Jazz: Music maestro is singin' the blues
Published 11/11/2013 | 01:00
Singer, pianist, songwriter and entertainer, Allen Toussaint needs no bass or drums, as he is his own rhythm section. This is a live recording made in Joe's Pub, New York, where his amiable manner and sense of humour captivated the audience as much as his music. While his repertoire extends beyond the blues, he invests every song with blues feeling, backed by deceptively simple piano accompaniments.
All the tunes are originals by Toussaint, with the exception of St James Infirmary, a traditional twelve-bar blues played as a piano solo. His speaking voice, which is just as attractive as his singing, is heard to advantage in the final track, Southern Nights, where he talks about his childhood visits to the country.
Castaneda (harp) with special guests on some tracks: Gonzalo Rubalcaba (piano), Miguel Zenon (alto sax) and Hamilton de Holanda (mandolina).
If jazz can be played on the accordion, why not the harp? Edmar Castaneda plays the arpa llanera, or Colombian harp, and, in addition to Gonzalo Rubalcaba, has worked with Wynton Marsalis, Joe Locke and John Scofield. The result, while not exactly for the jazz purist, is fascinating music by a phenomenal virtuoso. You have to see him in person to believe that only one pair of hands is playing all those strings.
On his recent Music Network tour, Castaneda won the hearts of audiences from Dublin to Carrick-on-Shannon to Limerick.

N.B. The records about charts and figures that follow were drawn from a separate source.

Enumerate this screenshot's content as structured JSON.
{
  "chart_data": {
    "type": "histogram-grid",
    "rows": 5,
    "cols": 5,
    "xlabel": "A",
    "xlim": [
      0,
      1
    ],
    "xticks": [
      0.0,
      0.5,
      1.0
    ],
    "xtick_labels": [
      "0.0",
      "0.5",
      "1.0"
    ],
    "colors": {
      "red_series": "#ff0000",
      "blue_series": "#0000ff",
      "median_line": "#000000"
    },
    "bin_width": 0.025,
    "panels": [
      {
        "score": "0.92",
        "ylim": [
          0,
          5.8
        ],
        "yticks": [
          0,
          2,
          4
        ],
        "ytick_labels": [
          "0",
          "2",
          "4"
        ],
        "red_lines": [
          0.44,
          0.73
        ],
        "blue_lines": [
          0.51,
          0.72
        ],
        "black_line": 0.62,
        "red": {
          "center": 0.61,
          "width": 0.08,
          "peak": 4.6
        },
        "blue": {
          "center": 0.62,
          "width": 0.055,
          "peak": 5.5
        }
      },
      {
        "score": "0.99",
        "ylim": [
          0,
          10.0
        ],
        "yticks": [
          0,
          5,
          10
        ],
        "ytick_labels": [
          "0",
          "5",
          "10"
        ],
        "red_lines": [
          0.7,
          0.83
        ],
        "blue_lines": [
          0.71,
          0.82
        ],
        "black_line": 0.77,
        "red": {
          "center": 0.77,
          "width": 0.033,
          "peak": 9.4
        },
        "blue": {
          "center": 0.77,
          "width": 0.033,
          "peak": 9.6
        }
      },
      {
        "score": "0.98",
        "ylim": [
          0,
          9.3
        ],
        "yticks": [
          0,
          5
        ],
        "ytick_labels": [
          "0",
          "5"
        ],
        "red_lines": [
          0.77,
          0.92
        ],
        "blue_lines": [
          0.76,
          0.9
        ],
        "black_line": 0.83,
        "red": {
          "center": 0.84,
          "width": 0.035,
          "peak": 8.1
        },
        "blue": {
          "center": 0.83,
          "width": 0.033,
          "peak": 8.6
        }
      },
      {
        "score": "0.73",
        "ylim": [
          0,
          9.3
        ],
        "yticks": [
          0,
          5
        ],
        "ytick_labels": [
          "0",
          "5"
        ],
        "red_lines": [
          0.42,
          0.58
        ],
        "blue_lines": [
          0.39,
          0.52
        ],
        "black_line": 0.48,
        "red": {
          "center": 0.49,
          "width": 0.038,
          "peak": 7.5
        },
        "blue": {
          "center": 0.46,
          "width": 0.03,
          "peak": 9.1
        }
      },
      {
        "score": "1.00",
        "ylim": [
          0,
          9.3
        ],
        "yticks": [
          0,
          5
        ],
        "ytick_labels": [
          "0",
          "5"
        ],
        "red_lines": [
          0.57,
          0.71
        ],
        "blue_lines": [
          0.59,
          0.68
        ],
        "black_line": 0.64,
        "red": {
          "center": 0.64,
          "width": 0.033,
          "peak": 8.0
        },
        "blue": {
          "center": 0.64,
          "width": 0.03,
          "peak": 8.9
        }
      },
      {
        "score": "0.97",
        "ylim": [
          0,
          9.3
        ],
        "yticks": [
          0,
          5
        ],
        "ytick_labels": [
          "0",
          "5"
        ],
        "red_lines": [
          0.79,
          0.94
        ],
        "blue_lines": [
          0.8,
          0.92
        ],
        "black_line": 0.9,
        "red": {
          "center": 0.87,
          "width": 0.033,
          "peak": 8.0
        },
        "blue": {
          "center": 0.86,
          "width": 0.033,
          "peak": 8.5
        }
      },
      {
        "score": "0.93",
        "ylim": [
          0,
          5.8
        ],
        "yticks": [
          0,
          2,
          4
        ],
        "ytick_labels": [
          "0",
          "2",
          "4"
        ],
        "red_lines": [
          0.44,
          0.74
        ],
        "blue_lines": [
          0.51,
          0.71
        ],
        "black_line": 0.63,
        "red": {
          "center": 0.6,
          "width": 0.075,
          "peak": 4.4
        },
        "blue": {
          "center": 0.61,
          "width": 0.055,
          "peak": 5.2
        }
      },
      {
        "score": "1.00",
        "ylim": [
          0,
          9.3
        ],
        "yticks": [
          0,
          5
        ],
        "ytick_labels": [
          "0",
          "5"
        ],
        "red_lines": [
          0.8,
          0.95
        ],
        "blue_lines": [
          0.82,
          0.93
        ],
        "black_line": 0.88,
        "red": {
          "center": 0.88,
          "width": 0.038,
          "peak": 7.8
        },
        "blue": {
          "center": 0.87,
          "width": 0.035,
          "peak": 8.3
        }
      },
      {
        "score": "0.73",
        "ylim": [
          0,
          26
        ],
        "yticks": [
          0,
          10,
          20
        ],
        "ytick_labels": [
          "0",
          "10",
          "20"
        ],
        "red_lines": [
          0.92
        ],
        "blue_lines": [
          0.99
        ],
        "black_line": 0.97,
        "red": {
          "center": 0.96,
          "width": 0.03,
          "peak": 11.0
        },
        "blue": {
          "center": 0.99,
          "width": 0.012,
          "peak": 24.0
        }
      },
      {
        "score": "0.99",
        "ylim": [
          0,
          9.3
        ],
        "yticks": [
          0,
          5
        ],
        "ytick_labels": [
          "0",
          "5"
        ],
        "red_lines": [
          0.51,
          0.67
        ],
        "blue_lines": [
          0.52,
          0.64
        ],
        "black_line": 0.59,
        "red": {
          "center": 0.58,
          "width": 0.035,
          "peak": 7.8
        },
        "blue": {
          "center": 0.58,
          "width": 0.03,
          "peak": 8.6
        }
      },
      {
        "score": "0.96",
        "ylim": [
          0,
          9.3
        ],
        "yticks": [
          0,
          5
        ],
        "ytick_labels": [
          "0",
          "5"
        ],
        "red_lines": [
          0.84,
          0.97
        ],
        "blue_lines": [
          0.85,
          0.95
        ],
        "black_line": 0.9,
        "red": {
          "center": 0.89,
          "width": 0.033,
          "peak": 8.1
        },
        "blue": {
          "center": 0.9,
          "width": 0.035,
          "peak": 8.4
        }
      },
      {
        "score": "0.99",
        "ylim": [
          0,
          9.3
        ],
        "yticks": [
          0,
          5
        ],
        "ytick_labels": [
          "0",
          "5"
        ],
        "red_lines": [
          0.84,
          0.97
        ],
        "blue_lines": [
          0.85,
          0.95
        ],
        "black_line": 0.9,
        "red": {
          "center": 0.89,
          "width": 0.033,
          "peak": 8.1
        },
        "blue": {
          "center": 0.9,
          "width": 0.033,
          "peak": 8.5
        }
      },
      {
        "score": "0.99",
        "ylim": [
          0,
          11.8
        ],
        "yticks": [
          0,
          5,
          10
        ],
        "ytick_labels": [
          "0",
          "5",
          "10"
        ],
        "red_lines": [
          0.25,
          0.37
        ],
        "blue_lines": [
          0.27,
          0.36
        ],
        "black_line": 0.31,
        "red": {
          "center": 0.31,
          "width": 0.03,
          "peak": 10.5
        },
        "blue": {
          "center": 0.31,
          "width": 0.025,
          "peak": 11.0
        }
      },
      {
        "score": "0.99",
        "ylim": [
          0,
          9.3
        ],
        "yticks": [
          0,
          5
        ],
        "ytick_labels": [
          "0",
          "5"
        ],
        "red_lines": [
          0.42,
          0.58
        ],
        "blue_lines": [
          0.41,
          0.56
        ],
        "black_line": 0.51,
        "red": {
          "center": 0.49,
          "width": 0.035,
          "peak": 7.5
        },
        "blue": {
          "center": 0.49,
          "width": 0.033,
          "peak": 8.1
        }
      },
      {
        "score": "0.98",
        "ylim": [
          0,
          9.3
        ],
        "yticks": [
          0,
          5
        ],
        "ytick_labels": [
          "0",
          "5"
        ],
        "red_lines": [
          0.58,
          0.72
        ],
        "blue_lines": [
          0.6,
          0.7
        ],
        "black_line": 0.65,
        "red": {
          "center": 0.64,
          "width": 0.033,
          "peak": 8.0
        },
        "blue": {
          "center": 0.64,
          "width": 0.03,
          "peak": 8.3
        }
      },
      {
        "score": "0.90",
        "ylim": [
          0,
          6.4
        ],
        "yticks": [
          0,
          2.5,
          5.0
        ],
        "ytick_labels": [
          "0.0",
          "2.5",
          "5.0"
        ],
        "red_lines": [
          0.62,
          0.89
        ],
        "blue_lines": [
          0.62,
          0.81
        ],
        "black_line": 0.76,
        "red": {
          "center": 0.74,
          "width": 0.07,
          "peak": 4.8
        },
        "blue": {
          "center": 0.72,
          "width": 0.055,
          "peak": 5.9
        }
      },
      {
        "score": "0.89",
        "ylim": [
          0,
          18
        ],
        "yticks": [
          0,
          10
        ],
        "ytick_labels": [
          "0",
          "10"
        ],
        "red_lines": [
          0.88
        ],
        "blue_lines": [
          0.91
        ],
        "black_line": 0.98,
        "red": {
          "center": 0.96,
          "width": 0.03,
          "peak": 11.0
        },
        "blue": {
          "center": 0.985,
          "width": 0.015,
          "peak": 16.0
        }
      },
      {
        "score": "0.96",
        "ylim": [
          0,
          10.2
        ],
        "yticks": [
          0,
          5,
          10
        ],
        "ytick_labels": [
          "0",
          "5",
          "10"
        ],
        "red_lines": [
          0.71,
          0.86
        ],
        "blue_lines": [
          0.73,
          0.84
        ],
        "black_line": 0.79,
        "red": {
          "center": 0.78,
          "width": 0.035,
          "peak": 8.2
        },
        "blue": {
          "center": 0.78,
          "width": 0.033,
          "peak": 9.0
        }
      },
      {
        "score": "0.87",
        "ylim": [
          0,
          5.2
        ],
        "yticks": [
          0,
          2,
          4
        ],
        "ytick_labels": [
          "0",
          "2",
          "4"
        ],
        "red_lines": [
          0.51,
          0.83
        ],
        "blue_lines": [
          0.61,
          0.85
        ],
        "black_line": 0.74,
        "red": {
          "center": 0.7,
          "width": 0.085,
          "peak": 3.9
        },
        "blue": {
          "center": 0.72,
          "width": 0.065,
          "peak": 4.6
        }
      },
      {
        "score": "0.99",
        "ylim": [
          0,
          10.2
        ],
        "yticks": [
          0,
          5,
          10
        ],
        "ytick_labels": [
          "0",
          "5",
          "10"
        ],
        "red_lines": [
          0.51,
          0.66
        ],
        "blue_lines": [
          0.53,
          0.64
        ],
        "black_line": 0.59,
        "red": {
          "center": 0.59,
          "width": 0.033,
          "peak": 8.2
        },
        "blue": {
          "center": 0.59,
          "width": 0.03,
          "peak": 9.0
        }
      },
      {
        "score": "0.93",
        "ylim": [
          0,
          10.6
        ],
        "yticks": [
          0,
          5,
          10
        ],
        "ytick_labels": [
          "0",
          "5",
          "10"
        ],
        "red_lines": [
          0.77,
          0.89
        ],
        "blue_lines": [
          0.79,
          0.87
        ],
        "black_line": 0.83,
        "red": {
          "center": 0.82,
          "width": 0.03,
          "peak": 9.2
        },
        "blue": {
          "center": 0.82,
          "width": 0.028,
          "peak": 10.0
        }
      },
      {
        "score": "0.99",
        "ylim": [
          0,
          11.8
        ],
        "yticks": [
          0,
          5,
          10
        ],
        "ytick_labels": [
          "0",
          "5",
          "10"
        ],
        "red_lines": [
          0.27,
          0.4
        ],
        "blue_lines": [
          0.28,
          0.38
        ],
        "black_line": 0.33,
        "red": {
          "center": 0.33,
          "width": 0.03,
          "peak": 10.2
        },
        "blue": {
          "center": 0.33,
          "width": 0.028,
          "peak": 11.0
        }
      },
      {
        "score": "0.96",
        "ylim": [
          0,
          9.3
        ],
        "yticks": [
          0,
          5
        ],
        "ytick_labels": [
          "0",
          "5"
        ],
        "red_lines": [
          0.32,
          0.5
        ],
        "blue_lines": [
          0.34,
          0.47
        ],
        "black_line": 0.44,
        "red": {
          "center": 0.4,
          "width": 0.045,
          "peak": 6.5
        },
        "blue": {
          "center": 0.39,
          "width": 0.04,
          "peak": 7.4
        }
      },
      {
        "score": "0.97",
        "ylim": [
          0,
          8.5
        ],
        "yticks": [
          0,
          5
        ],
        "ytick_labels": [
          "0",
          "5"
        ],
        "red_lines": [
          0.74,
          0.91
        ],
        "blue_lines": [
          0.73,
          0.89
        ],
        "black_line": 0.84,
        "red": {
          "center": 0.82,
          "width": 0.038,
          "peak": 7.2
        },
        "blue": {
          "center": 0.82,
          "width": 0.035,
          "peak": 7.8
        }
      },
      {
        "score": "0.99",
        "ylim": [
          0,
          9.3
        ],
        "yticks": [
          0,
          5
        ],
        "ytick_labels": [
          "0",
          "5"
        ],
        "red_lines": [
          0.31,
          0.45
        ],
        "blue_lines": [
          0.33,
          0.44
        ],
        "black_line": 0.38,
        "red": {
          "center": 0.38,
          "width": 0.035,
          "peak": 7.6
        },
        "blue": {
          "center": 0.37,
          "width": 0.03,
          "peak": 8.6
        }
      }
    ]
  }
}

Sundays are full of live action, with a choice of residencies to tempt you away from the fireside. Zrazy can be heard in the Odessa Club, Dame Court, at 4 pm. Cormac O'Brien's group plays in the International Bar, Wicklow Street, from 6 pm. The Long John Jump Band lets the good times roll in the Café en Seine from 6.30 pm. Nigel Mooney and Derek O'Connor play in Harry's Bar, South King Street, from 7pm to 9pm.